Then how about this: Transporting river water from the mouth of the Mississippi overland to the American South West, an American Sahel of sorts.
How about creating several interconnected, man-made lakes throughout the South West that could be used for an ever-flowing source of irrigation? The usual drawbacks would not obtain. No dams to be built that would affect the flow of the Mississippi. By taking water only from just above the salinity line, the river’s use would not be compromised.
Imagine those man-made lakes as oases providing water for reforestation, agriculture, human consumption.
Imagine water from the mouths of rivers all over the world feeding man-made lakes in areas where vegetation could be sustained with the addition of that flowing-lake water. Think of the carbon dioxide that would be consumed by the trees and vegetation planted along their banks and in the fields nearby.

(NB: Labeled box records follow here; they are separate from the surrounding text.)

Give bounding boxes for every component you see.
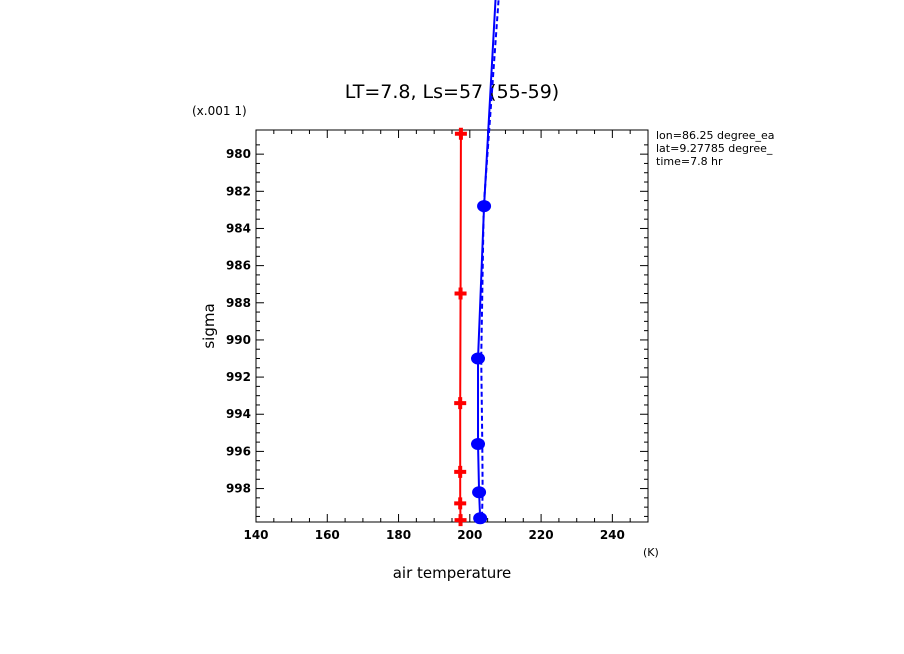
y-tick-label: 998 [226, 482, 251, 496]
data-point [454, 287, 467, 300]
data-point [472, 486, 487, 499]
series-2 [480, 0, 500, 519]
x-tick-label: 220 [529, 528, 554, 542]
data-point [473, 512, 488, 525]
x-tick-label: 160 [315, 528, 340, 542]
y-tick-label: 980 [226, 147, 251, 161]
axes: 140 160 180 200 220 240 980 982 984 986 988 990 992 9… [226, 129, 649, 542]
y-tick-label: 986 [226, 259, 251, 273]
y-tick-label: 992 [226, 370, 251, 384]
annotation-lon: lon=86.25 degree_ea [656, 129, 775, 142]
series-line [459, 133, 462, 521]
y-tick-label: 982 [226, 184, 251, 198]
series-line [480, 0, 500, 519]
data-point [454, 497, 467, 510]
data-point [471, 352, 486, 365]
y-scale-label: (x.001 1) [192, 104, 247, 118]
x-axis-label: air temperature [393, 564, 512, 582]
x-tick-label: 180 [386, 528, 411, 542]
annotation-time: time=7.8 hr [656, 155, 723, 168]
data-point [477, 200, 492, 213]
plot-frame [255, 129, 649, 523]
y-tick-label: 990 [226, 333, 251, 347]
data-point [454, 514, 467, 527]
y-tick-label: 984 [226, 221, 251, 235]
x-unit-label: (K) [643, 546, 659, 559]
data-point [454, 127, 467, 140]
data-point [454, 465, 467, 478]
series-0 [454, 127, 467, 527]
x-tick-label: 200 [457, 528, 482, 542]
chart-title: LT=7.8, Ls=57 (55-59) [345, 81, 559, 103]
y-tick-label: 994 [226, 407, 251, 421]
series-1 [471, 0, 497, 525]
y-tick-label: 988 [226, 296, 251, 310]
data-point [454, 397, 467, 410]
annotation-lat: lat=9.27785 degree_ [656, 142, 773, 155]
y-tick-label: 996 [226, 444, 251, 458]
x-tick-label: 140 [243, 528, 268, 542]
series-layer [454, 0, 500, 527]
y-axis-label: sigma [200, 303, 218, 348]
x-tick-label: 240 [600, 528, 625, 542]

Think of the millions of gallons of water that would not be adding to the sea-level rise that is going on due to the melting of the Arctic and the Antarctic glaciers. And wouldn’t the problem of the ocean salinity changing due to inflowing fresh water from Arctic and Antarctic glacier melting be mitigated, and a balance neared, due to the lessening of the river flow into the oceans?
Surely the transport of water by pipeline, whether under water, underground (as in the Great Man Made River Project in Libya which has the negative of drawing from an aquifer that has no recharge) or over land, could be worked out. If oil pipelines can be laid to transport the fossil fuels responsible for the global warming, surely water pipelines can be laid to save us from the effects of the former. Imagine a chain of lakes on the order of Lake Amistad, the man-made lake in the picture at bottom left, but which would not require the damming of any river.
Not convinced of the connection between human actions and global warming even though the scientific evidence is over whelming? Well, the seas are rising. Desertification is happening at an alarming rate. How about taking action to save the planet even if you don’t believe that humans are the culprits? What is the best result? If global warming is happening and the planet will suffer, regardless of the causes, what can be wrong with saving the planet and thereby saving selves? Rather like an environmental Pascalian wager. Of sorts.